The so similar result was also confirmed in GIST 882 cells. ATRA affected on expression of survivin, XIAP and Bax protein It is well known Inhibitors,Modulators,Libraries that apoptotic process is regulated by many factors. We investigated the expression of inhibitors of apoptosis, survivin, XIAP, and pro apoptosis Bax. The results showed down regulation of survivin and up regulation of Bax. These results were consistent with the appearance of cleaved caspase 3 and PARP in GIST T1 cells. However, ATRA did not affect on XIAP expression in GIST T1 cells by western blot analysis. All together, the apoptosis induced by ATRA treatment may be regulated at least by down regulation of survivin and up regulation of Bax proteins. ATRA suppressed the phosphorylation of KIT protein KIT protein is one of the most important molecules in the pathogenesis of GISTs.

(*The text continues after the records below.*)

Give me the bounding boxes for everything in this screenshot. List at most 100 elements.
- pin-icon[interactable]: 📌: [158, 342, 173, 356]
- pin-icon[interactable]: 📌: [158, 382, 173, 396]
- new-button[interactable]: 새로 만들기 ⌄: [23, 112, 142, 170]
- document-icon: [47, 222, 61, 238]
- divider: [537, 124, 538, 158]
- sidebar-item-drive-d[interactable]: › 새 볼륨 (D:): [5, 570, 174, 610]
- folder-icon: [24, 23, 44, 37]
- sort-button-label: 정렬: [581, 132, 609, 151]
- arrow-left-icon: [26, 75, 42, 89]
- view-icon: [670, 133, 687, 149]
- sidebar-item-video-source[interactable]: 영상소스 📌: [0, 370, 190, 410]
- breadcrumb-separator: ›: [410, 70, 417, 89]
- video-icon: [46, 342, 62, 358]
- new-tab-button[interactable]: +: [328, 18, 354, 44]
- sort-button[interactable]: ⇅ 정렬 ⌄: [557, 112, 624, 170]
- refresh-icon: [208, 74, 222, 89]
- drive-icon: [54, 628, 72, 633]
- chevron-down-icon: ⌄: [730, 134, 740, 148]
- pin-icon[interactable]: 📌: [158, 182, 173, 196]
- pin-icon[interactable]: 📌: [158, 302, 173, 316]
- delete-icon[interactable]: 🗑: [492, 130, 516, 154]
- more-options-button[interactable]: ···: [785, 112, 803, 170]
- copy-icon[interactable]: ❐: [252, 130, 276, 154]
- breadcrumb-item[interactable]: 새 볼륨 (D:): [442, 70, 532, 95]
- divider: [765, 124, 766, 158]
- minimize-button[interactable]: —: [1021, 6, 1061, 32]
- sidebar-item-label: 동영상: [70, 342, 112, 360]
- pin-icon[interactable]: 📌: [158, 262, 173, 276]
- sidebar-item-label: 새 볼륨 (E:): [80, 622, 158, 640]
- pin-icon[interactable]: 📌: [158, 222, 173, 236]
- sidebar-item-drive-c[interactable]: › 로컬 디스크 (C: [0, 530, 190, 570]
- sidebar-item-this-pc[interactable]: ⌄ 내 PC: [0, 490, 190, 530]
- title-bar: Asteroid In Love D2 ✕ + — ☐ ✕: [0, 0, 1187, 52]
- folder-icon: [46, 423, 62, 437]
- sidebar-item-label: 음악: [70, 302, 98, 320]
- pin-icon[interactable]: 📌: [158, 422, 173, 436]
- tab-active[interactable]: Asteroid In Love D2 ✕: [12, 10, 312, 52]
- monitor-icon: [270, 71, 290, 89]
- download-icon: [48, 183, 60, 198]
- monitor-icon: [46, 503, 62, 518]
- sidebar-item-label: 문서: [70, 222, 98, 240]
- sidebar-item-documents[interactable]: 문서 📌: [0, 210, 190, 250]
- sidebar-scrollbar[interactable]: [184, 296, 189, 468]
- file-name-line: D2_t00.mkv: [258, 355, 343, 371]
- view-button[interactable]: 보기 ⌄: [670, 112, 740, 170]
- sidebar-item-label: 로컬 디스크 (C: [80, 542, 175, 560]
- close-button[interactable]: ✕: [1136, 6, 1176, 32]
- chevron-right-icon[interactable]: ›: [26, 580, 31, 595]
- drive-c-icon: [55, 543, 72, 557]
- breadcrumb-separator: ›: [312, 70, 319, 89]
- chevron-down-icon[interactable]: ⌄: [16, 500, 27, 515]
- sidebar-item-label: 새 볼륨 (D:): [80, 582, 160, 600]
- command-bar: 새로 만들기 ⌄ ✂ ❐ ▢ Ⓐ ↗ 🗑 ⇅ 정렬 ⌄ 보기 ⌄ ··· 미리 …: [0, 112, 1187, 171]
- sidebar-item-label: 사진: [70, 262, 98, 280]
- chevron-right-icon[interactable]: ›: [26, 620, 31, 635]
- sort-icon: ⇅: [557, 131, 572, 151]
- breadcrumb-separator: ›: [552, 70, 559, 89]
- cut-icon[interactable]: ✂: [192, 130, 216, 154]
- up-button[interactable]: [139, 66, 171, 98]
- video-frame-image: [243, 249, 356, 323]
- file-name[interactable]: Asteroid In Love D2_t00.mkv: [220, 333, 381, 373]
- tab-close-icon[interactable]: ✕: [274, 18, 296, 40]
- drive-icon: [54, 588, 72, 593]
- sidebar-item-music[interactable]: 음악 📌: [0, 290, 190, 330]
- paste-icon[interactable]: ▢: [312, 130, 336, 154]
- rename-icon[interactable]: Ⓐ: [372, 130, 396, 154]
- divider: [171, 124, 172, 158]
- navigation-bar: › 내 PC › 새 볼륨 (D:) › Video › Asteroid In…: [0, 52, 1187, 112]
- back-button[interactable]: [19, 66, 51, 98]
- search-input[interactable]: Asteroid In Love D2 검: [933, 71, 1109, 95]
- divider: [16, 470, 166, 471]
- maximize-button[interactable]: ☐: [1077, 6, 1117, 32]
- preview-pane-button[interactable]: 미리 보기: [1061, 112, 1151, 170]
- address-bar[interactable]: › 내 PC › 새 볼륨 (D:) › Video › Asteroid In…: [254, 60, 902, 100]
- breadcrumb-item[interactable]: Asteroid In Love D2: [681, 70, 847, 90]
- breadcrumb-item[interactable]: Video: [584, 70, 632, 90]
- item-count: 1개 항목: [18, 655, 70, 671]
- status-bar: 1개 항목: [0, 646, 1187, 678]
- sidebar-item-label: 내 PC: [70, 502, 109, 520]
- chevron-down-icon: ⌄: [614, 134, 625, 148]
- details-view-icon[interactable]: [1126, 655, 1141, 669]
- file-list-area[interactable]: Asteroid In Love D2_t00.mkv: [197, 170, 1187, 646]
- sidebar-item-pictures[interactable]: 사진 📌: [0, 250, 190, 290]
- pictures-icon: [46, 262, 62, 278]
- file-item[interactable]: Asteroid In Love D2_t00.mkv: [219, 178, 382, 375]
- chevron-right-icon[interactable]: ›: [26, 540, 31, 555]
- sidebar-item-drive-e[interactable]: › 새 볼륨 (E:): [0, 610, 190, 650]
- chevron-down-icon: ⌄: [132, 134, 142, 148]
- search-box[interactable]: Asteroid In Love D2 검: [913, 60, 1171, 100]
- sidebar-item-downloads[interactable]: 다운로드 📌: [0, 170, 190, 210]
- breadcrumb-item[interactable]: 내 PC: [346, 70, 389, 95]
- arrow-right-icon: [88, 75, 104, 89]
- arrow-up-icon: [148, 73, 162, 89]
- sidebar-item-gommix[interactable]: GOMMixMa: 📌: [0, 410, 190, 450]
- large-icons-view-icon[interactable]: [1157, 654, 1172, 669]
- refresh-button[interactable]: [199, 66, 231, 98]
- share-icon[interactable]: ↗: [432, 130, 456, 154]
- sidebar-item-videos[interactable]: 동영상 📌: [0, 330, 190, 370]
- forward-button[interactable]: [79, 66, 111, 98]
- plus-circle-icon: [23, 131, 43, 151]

Despite Inhibitors,Modulators,Libraries clinicopathological difference, most GISTs have a similar genetic profile, gain of function mutations of KIT or PDGFRA. Upon the importance of KIT protein, we examined whether ATRA can suppress KIT activity in GIST T1 cells. We treated GIST T1 cells with 180 uM ATRA for the indicated duration. Total cell lysates were subjected to western blot analysis. Inhibitors,Modulators,Libraries Interestingly, ATRA treatment resulted in suppression of KIT activity after 4 day treatment in GIST T1 cells and GIST 882 cells. The suppression of KIT activity in GIST T1 and GIST 882 cells by ATRA required longer time compared with other reagents such as imatinib or EGCG. In addition, ATRA treatment also suppressed the AKT activity but not MAPK activ ity in GIST T1 cells.
Interestingly, the suppression of KIT and AKT activity by ATRA treatment was enhanced in serum free media. However, suppression of MAPK activity was not observed even in serum free media. The similar results were observed in GIST 882 cells. ATRA prevented the migration of GIST T1 cells Next, to study the migration of GIST T1 cells in vitro, the scratch assay Inhibitors,Modulators,Libraries was performed. This method is based on the observation that, upon creation of a new artificial gap, so called a scratch on a confluent cell monolayer, the cell on the edge of the newly created gap will move toward the opening to close the scratch until cell to cell contacts are established again. In this study, GIST T1 cells were seeded with Inhibitors,Modulators,Libraries or without ATRA in plates. After 24 hour incubation to get the confluence, a scratch was created.
The images of GIST T1 cells at the beginning selleck products and 24 hour later were compared to assess the migration of GIST T1 cells. The result revealed that 90 uM ATRA inhibited completely migration of GIST T1 cells compared with the non ATRA treated dishes. However, at a lower concentra tion, ATRA inhibited but not completely the migration of these cells. All together, the data suggested that ATRA may be useful to prevent the invasion or metastasis of GIST cells. Cytotoxic effect of combination with ATRA and imatinib The result of isobologram was showed in Figure 5B.